WASHINGTON – World finance officials pledged on Saturday to deal with new risks to the global recovery while they kept up pressure on the United States to address the biggest threat of all — a market-rattling default on U.S. debt.
The International Monetary Fund's policy committee said the United States needed to take "urgent action" to address the budget impasse that has blocked approval of legislation to increase the government's borrowing limit before a fast-approaching Thursday deadline.
U.S. Treasury Secretary Jacob Lew, who has shuttled between the global finance talks and negotiations with Congress over the debt ceiling, has warned that he will exhaust his borrowing authority Thursday and the government will face the prospect of defaulting on its debt unless Congress raises the current $16.7 trillion borrowing limit.
Across town from the global finance meetings Saturday, an effort at the Capitol to pass a one-year extension of the borrowing limit failed to get sufficient votes. But in a more hopeful sign, negotiations to end a partial government shutdown, now in its 12th day, and raise the debt ceiling began between Democratic and Republican Senate leaders.
Global finance officials were nervously monitoring those talks during their three days of discussions, held around the annual meetings of the 188-nation IMF and its sister lending agency, the World Bank.
At a concluding news conference, World Bank President Jim Yong Kim stressed the urgency for Washington policymakers to reach agreement on raising the debt ceiling before the Thursday deadline.

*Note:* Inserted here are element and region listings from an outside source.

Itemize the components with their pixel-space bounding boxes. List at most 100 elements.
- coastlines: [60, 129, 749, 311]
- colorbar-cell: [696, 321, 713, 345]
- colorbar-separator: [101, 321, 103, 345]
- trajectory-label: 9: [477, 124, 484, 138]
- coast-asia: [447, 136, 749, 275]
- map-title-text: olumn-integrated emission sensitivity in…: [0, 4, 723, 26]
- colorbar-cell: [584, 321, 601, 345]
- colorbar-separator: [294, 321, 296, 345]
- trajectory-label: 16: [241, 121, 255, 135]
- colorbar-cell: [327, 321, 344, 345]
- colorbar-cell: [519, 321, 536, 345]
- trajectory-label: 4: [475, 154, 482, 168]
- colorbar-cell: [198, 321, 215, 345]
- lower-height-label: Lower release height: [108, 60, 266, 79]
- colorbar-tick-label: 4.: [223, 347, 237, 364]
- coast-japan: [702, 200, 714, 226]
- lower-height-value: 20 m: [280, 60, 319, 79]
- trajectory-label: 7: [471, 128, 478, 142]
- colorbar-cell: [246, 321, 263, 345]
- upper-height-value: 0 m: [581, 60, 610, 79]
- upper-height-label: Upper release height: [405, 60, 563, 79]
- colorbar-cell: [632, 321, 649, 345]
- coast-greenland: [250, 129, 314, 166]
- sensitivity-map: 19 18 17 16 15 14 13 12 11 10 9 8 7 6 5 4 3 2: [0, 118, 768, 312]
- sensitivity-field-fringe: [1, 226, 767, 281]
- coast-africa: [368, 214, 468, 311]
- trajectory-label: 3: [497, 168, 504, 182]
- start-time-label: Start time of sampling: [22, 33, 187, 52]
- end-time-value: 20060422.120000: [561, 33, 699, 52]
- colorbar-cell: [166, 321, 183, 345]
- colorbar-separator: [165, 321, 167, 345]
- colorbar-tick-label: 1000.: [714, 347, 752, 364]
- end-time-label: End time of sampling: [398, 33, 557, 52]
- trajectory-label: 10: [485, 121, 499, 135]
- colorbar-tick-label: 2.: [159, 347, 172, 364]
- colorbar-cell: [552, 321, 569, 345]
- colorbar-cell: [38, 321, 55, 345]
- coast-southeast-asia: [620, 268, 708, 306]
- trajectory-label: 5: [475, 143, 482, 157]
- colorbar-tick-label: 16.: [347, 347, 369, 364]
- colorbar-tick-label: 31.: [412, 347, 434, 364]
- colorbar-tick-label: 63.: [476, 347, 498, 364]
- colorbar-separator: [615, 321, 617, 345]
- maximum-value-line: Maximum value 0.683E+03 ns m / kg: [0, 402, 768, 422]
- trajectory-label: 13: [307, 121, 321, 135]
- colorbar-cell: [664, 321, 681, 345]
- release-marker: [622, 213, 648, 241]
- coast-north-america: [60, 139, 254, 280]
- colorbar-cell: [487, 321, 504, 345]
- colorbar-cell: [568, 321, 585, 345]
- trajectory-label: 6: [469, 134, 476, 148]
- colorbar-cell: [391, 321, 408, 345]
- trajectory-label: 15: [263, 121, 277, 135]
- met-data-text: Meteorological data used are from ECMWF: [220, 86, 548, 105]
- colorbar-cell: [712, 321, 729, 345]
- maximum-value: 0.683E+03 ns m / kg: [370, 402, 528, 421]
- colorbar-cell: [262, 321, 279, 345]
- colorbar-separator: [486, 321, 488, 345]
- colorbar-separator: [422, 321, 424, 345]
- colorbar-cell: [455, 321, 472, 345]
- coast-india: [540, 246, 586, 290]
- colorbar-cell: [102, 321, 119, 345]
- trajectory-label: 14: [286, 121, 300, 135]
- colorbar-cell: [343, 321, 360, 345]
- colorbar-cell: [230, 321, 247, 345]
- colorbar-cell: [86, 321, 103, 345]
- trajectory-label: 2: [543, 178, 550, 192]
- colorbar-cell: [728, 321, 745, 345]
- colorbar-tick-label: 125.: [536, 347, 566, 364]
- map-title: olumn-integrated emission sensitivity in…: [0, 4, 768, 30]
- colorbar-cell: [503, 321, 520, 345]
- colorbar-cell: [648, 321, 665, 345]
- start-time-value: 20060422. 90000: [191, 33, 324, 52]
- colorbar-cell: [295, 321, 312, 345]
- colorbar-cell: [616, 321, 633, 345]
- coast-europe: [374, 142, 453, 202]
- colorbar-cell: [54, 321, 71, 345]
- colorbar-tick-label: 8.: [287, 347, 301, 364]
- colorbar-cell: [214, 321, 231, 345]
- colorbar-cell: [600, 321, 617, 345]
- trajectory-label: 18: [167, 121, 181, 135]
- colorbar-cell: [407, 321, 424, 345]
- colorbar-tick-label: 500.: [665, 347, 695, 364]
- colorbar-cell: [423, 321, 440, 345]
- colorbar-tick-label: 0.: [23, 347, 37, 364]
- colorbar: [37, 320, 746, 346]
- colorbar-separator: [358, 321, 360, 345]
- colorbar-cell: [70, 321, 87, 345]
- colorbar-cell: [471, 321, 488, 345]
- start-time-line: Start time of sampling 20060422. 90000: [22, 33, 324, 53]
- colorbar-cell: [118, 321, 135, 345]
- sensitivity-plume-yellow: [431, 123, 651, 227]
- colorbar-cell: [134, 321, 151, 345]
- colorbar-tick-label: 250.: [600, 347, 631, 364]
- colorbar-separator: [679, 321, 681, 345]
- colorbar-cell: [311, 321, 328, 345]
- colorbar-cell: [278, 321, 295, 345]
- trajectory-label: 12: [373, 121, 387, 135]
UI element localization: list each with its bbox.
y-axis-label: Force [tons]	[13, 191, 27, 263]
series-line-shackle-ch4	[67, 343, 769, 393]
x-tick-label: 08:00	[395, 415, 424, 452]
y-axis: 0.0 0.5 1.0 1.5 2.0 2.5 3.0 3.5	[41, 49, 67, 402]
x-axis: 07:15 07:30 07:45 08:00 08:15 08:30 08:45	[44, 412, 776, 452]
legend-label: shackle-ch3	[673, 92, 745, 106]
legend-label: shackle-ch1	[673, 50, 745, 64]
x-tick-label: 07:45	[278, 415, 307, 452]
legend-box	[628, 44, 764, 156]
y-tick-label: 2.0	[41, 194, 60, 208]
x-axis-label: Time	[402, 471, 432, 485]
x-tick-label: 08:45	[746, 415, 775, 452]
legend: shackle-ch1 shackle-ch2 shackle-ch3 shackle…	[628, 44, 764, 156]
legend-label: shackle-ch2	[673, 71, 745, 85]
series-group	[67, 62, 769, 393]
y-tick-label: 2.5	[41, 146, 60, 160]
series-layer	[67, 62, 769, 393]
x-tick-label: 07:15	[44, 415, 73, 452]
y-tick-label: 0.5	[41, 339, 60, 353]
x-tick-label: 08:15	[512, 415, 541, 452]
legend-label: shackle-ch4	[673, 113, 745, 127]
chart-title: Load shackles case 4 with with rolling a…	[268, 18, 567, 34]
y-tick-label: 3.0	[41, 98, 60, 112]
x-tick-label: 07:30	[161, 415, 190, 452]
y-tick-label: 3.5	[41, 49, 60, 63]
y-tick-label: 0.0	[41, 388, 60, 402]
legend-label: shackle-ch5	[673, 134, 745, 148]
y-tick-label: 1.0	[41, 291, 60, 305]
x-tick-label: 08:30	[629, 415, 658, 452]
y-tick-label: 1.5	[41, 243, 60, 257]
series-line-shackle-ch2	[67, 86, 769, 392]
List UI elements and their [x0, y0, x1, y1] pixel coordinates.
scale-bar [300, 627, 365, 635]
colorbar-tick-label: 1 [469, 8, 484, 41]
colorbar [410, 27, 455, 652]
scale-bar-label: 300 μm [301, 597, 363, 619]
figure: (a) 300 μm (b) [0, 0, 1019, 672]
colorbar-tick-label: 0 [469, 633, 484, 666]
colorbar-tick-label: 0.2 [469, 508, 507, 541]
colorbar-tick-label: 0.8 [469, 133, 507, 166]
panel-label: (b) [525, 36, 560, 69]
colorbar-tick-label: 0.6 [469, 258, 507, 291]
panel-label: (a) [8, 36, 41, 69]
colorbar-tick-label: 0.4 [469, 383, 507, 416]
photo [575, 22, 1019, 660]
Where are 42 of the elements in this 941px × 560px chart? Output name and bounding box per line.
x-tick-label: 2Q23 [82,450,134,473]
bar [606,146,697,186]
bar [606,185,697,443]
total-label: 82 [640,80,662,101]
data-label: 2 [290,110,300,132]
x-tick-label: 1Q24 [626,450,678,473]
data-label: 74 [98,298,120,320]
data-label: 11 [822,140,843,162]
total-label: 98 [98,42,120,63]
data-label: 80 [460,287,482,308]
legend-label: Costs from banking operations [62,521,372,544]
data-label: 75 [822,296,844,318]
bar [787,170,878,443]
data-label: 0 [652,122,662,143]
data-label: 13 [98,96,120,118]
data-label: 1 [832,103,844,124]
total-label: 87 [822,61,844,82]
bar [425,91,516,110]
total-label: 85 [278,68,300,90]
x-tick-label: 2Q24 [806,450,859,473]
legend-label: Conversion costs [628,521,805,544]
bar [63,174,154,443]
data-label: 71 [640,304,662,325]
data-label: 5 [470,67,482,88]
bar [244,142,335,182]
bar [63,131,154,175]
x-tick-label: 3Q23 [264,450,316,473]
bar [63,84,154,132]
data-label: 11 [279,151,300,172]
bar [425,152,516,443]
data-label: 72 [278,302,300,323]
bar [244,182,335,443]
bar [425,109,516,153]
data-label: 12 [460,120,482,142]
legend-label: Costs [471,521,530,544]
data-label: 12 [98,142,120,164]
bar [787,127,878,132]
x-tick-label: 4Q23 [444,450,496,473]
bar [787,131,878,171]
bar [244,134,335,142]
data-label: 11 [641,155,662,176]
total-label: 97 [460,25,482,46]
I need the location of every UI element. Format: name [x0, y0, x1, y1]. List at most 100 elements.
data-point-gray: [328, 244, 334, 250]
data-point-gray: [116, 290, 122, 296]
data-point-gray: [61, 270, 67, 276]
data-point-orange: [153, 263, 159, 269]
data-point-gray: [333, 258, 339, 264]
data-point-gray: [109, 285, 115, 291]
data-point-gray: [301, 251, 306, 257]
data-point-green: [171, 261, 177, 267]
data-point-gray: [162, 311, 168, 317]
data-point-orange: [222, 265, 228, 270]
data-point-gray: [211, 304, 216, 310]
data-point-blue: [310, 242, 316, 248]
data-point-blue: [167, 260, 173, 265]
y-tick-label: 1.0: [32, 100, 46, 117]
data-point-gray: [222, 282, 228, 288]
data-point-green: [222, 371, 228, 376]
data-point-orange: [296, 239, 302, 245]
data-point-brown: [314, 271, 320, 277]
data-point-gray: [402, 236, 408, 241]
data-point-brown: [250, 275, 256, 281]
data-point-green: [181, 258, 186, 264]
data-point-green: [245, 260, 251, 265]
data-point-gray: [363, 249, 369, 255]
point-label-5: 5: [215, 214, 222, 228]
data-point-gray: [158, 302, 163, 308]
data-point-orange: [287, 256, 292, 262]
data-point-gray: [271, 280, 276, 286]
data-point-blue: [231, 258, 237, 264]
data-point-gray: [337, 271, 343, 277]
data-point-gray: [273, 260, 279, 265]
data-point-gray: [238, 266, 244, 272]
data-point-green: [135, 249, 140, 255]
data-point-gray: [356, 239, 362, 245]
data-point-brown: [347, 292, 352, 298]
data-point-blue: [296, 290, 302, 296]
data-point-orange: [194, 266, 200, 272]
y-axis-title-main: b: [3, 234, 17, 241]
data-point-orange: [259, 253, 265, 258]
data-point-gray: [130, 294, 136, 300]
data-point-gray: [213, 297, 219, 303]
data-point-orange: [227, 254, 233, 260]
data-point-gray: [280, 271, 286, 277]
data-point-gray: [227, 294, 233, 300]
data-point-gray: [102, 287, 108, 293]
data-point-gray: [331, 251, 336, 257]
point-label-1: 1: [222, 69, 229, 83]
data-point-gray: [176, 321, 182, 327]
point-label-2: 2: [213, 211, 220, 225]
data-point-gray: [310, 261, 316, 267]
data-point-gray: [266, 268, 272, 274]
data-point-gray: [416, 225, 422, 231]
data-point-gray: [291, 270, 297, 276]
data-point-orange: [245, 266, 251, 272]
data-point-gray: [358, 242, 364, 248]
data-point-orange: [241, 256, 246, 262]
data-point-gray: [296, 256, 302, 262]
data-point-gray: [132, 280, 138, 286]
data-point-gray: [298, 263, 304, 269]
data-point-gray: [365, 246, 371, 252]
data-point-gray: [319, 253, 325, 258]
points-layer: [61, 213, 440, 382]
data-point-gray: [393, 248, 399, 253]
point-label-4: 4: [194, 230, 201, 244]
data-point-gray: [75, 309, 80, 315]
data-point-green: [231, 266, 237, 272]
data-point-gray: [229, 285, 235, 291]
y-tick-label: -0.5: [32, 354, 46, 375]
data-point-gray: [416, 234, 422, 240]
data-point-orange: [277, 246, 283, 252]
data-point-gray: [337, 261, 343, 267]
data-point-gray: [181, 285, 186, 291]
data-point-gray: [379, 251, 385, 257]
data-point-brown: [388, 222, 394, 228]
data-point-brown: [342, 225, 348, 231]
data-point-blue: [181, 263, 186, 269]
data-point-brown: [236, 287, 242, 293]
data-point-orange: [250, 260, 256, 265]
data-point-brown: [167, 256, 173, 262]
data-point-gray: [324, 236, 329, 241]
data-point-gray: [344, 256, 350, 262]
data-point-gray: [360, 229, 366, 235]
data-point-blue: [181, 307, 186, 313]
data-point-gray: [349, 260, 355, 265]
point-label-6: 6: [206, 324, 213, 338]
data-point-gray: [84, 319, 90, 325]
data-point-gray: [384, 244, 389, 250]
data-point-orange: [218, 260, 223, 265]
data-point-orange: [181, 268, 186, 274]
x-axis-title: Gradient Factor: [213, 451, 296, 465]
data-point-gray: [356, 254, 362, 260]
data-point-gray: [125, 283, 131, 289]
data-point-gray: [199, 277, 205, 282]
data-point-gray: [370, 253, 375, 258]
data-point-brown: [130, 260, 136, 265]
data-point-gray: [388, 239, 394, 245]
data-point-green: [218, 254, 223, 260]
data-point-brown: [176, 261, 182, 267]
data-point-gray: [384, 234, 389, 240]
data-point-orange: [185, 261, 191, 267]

Kim said if the debt ceiling is not increased, the economic fallout could include increased interest rates, slower global economic growth and falling business confidence. Such an outcome, he said, would have a "disastrous impact" on poor nations.
Mario Draghi, head of the European Central Bank, said Saturday that he found it "unthinkable that an agreement won't be found."
Draghi expressed hope that a resolution could be found soon.
"If this situation were to last a long time, it would be very negative for the U.S. economy and the world economy and could certainly harm the recovery."
Asked what might happen if the U.S. budget debate were not resolved for six months or more, Singapore Finance Minister Tharman Shanmugaratnam, the chairman of the IMF committee, said it would be harmful to the entire world because it would be a blow to the confidence that is needed for businesses to make investment decisions.
"If we don't clear resolution of the U.S. debt issue, it is hard to see how that confidence will come back so it is a critical issue for all of us."
Adopting language used Friday by the Group of 20 major economies, the IMF's policy panel in its closing statement said, "The United States needs to take urgent action to address" the uncertainties created by the budget impasse.
The IMF panel called on emerging economies, which have been key in recent years to global growth, to undertake the reforms they need to better withstand the adjustments that will come as central banks such as the Federal Reserve begin the process of withdrawing the economic support that has kept interest rates at ultralow levels.
Emerging market economies benefited from investment flows as investors poured money into those nations during the period when rates were low in the United States and other major economies. But many of the emerging economies have been rocked in the past few months as the investment flows reversed as investors rushed for the exits following the Fed's signals in June that U.S. higher rates could be coming.
Countries such as India and Indonesia have been among the hardest hit as their currencies and stock prices tumbled.
In addition for the need for developing countries to improve their economic fundamentals to withstand the transition, the IMF called on the Fed and other major central banks to pursue interest-rate policies that are "carefully calibrated and clearly communicated."
Critics have charged that the Fed has botched its communications strategy and left investors confused while Fed officials contend that the economy has not improved as expected, and because of that, it delayed an expected initial reduction in bond purchases at the September meeting.
Now with the hit to the U.S. economy from the partial government shutdown and the uncertainty over the debt ceiling, many economists believe the Fed will not start trimming its $85 billion in monthly bond buys until next year after Vice Chair Janet Yellen, who was nominated this week to succeed Fed Chairman Ben Bernanke, takes over in February. Her nomination by President Barack Obama must win Senate approval.
Many economists believe that once the transition has been accomplished, the global economy should actually begin growing at better rates in part because less support from the Fed will mean the U.S. economy is doing better and serving as a market for foreign products.
"A while ago there was an excess of exuberance and now perhaps an excess of pessimism," Alexandre Tombini, the head of Brazil's central bank, told the International Monetary Fund's policy-setting panel Saturday.
Lew told finance ministers that the United States understands the role it plays as "the anchor of the international financial system." He assured the finance officials that the administration was doing all it could to reach a resolution with Congress to reopen the government and increase the borrowing limit.
Russian Finance Minister Anton Siluanov, whose country currently holds the rotating chair of the G-20, told reporters that no emergency plans had been discussed by the group to deal with the potentially catastrophic impact on the global economy of a U.S. debt default.
"We trust the U.S. authorities will find a way out of this complex situation," Siluanov said. Other finance leaders attending the meeting said they saw the risk of default as remote.